2011年10月に世田谷区で放射性物質が発見される事件が2件発生したが、その放射性物質はラジウム-226であった。ラジウム-226は半減期1600年でアルファ壊変する原子核であり、キュリー夫人がウラン鉱石の中から発見したことで歴史的に有名な物質である。
アルファ線 |
ベータ線 |
ガンマ線 |
|
想定する放射性物質 | プルトニウム-239 | ストロンチウム-90 | セシウム-137 |
質量(単位は電子の質量) | 8000 |
1 |
0 |
速さ(単位は光速) | 0.05 |
最大0.98 |
1.0 |
A 放射線エネルギー | 5.2 MeV |
0.5, 2.3 MeV |
0.66 MeV |
B 飛行距離 (mm) | 0.04 mm |
16 mm |
80 mm |
A/B 組織に与えるエネルギー密度 |
100 |
0.2 |
0.01 |
DNAに及ぼす影響 | 強 |
中 |
弱 |
ウランやプルトニウムなどの重い原子核は陽子に比べて中性子が過剰な原子核である。これらが中性子を吸収して核分裂反応を起こすと、ウランやプルトニウムは2個の原子核に分かれる。この原子核のことを核分裂生成物と言う。核分裂生成物も中性子が過剰であり、そのため核分裂生成物の多くは不安定である。不安定な中性子過剰原子核の内部では中性子が陽子に壊変することによって余分なエネルギーを外部に開放し、安定な原子核になろうとする。この現象をベータ壊変と言う。
中性子は電荷を持たず、陽子は正の電荷を持っている。他方、ベータ壊変の前後で電荷の数は等しくなければならないので、壊変の後には陽子、電子(負の電荷をもつ)、ニュートリノ(電荷を持たない)が残る。記号で書けば、「中性子⇒陽子+電子+ニュートリノ」である。この壊変に伴うエネルギーの一部が電子に与えられるため、発生する電子すなわちベータ線は大きなエネルギーを持ち、光速に近い速さで放射される。
ベータ線はベータ壊変に伴い原子核から放射される電子である。ベータ線のエネルギーの最大値は放射性物質ごとに決まっているが、エネルギースペクトルは広く分布している。多くの場合、ベータ線(電子)は光速に近い速さを持って放射される。

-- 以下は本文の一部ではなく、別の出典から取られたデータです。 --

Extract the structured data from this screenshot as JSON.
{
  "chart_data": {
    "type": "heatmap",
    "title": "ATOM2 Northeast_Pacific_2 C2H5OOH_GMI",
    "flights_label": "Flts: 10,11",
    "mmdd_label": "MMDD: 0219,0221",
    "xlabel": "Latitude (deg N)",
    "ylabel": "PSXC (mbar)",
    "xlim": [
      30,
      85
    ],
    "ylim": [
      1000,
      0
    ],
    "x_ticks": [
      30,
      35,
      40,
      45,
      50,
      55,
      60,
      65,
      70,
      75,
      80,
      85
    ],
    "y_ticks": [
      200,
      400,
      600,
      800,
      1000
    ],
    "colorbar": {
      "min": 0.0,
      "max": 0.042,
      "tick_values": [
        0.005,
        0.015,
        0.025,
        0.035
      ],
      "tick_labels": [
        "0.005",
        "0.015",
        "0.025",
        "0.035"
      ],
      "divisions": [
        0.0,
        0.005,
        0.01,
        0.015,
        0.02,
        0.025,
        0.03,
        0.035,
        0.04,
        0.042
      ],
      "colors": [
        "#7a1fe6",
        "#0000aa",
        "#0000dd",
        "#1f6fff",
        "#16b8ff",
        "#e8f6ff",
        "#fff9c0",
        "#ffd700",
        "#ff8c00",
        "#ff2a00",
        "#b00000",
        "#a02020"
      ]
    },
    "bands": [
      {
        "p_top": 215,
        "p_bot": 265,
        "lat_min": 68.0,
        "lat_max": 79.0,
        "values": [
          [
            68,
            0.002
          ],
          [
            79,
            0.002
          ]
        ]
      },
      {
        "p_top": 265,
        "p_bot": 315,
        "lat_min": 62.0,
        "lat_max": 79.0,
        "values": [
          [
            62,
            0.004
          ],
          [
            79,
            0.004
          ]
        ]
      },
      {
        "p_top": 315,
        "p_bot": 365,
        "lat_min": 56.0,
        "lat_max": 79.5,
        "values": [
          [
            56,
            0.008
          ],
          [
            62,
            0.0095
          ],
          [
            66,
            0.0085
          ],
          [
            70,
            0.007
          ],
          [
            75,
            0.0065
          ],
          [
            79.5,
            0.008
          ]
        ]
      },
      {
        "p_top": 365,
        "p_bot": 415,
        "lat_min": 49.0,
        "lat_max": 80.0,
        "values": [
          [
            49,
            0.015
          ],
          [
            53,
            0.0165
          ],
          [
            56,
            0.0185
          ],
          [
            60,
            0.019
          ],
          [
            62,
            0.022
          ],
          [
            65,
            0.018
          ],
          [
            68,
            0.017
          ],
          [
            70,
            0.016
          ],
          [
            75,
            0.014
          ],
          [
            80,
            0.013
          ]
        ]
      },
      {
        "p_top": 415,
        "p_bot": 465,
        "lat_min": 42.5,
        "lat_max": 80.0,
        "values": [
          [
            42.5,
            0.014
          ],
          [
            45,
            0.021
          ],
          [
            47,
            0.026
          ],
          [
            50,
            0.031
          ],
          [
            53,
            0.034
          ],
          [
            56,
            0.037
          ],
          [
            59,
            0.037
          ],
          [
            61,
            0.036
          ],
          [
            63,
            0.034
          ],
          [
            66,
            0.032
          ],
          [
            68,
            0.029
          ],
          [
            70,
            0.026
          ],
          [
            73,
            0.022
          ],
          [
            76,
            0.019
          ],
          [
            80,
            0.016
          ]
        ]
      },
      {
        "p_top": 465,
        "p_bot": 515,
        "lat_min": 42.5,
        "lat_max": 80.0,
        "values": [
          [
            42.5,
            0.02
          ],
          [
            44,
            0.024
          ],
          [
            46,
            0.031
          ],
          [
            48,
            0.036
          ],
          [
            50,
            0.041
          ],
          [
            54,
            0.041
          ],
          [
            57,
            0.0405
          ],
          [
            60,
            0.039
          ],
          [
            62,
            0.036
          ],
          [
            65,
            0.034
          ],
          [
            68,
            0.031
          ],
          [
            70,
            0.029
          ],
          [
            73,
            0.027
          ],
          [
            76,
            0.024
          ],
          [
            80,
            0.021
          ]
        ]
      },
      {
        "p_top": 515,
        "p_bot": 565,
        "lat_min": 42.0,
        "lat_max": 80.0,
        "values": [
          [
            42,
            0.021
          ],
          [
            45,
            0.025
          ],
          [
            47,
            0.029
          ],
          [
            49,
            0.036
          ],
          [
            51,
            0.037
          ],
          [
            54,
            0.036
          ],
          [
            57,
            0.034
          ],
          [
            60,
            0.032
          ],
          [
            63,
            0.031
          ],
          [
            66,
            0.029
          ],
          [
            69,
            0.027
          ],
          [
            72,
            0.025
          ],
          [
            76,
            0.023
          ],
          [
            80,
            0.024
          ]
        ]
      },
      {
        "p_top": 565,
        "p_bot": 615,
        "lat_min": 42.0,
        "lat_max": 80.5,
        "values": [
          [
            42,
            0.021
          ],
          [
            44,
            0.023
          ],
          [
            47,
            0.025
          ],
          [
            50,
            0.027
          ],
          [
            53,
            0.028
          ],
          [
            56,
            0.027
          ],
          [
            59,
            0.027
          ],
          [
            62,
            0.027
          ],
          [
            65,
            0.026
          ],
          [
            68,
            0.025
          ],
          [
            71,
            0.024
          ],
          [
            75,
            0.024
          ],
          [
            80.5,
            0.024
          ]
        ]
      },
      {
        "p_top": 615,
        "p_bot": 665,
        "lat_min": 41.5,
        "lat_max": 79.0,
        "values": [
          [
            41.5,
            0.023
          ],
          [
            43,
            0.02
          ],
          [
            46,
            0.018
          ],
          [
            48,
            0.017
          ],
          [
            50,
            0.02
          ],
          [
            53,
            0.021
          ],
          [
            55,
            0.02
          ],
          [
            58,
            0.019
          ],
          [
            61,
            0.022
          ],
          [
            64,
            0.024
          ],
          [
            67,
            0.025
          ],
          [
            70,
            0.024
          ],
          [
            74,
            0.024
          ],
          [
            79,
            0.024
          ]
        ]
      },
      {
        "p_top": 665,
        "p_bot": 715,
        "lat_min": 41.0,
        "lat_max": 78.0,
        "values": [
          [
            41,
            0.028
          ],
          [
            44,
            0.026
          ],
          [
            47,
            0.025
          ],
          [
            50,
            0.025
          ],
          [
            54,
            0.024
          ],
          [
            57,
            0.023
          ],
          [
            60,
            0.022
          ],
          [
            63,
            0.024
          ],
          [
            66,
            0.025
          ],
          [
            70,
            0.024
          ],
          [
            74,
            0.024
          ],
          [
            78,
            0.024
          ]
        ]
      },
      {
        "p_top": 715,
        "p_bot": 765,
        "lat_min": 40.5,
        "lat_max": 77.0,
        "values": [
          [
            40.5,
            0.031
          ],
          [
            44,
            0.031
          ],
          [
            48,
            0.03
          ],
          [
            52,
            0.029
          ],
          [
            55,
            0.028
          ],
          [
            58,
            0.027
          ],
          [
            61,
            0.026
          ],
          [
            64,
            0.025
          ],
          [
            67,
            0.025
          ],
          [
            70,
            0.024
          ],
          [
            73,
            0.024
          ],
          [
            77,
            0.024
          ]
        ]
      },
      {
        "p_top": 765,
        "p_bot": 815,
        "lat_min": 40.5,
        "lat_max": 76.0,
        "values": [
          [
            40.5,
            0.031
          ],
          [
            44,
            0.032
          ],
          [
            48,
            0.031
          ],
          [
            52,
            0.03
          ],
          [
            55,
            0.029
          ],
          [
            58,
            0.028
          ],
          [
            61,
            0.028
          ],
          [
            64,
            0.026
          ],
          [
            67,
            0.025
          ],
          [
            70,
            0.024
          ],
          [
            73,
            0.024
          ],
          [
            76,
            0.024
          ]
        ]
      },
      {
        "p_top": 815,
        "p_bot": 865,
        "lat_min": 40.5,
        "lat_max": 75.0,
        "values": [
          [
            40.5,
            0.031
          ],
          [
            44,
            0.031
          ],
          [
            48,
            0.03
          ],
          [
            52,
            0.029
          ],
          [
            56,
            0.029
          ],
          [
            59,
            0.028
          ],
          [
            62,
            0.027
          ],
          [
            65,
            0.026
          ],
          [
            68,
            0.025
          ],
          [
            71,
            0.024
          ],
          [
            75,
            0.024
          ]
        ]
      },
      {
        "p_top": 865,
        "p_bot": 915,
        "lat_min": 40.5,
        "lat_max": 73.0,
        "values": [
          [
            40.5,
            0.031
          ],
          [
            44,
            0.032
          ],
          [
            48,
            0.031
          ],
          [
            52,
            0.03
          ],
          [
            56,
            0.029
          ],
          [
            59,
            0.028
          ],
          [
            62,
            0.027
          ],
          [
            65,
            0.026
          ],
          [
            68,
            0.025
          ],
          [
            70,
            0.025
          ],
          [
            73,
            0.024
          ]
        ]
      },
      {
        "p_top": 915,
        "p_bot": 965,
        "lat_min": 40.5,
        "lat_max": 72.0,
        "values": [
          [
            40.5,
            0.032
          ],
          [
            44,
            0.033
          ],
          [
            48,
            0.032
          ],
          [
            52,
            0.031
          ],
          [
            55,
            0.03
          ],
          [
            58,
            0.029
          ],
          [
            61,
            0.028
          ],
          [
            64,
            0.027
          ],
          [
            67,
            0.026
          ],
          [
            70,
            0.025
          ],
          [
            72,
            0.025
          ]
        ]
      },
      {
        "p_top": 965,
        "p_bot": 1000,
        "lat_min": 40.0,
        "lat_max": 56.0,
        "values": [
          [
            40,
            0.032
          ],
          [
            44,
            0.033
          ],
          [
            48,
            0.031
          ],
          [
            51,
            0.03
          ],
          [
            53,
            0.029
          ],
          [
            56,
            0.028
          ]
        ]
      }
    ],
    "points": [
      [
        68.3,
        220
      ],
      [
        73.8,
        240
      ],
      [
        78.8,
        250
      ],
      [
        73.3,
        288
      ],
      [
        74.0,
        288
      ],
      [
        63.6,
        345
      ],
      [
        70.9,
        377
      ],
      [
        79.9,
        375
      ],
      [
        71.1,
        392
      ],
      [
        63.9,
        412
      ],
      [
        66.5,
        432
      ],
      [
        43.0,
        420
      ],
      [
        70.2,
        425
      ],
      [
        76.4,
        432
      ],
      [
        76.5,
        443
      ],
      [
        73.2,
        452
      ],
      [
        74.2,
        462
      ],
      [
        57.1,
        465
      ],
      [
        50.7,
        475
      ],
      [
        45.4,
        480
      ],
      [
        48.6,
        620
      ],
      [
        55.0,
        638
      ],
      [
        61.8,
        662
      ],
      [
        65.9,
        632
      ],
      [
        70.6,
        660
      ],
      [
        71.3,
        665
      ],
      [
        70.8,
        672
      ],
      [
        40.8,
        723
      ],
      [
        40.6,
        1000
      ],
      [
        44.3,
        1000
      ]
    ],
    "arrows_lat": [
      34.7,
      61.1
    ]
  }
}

ストロンチウム-90から放射されるベータ線のエネルギーは、他の放射性原子核から放射されるベータ線のエネルギーに比べて高いため、人体組織を最大で16mmも飛行する。その結果、ストロンチウム-90のベータ線はプルトニウム-239のアルファ線に比べると400倍も長く体内を飛行する。
しかし、長く飛行する分だけ組織に与えるエネルギー密度は低くなり、DNA損傷の程度はアルファ線のときよりも小さい。とは言え、内部被ばくを考えるときベータ線による被ばくはガンマ線による被ばくよりも影響が強い。
ストロンチウム-90からのエネルギーが高いベータ線であっても土や食品などの物質中を透過する距離が短いため、放射線サーベイメータを用いて放射線測定をしても検出されないことが多い。エネルギーが低いベータ線の場合は測定がもっと難しくなる。
特に、ストロンチウムは化学的性質がカルシウムと似ているため、骨に何年も沈着する。それ故、ストロンチウム-90も骨に何年も沈着し、骨に影響を与える。ストロンチウム-90は内部被ばくの影響が大きいにも関わらず、測定が2011年10月の時点では進んでいない。測定体制をできるだけ早い時期に整備することが重要である。
ガンマ線とは原子核から放射される電磁波であり、その波長は可視光よりもずっと短い。他方、X線とは原子から放射される電磁波および高速電子が曲げられるときに放射される電磁波を言う。発生場所が違うだけで、ガンマ線とX線は物理的には同じ電磁波である。
ガンマ線は電磁波であるため、速さは可視光と同様に光速である。
ガンマ線は物質の中に入ると、原子に束縛されている電子と相互作用をし、電子にエネルギーを移動し、元のガンマ線は消えてしまう。例えば、セシウム-137から放射される0.66MeVガンマ線が人体組織に入るとき、80mmの深さで0.66MeVガンマ線の個数は1/2に減少する。160mm の深さでは1/4に減少する。このようにガンマ線は体内の深い位置まで浸透するため、ガンマ線が人体組織に与えるエネルギー密度は小さくなる。
その結果、DNAに及ぼす影響はアルファ線、ベータ線、ガンマ線の順に弱いと言うことができる。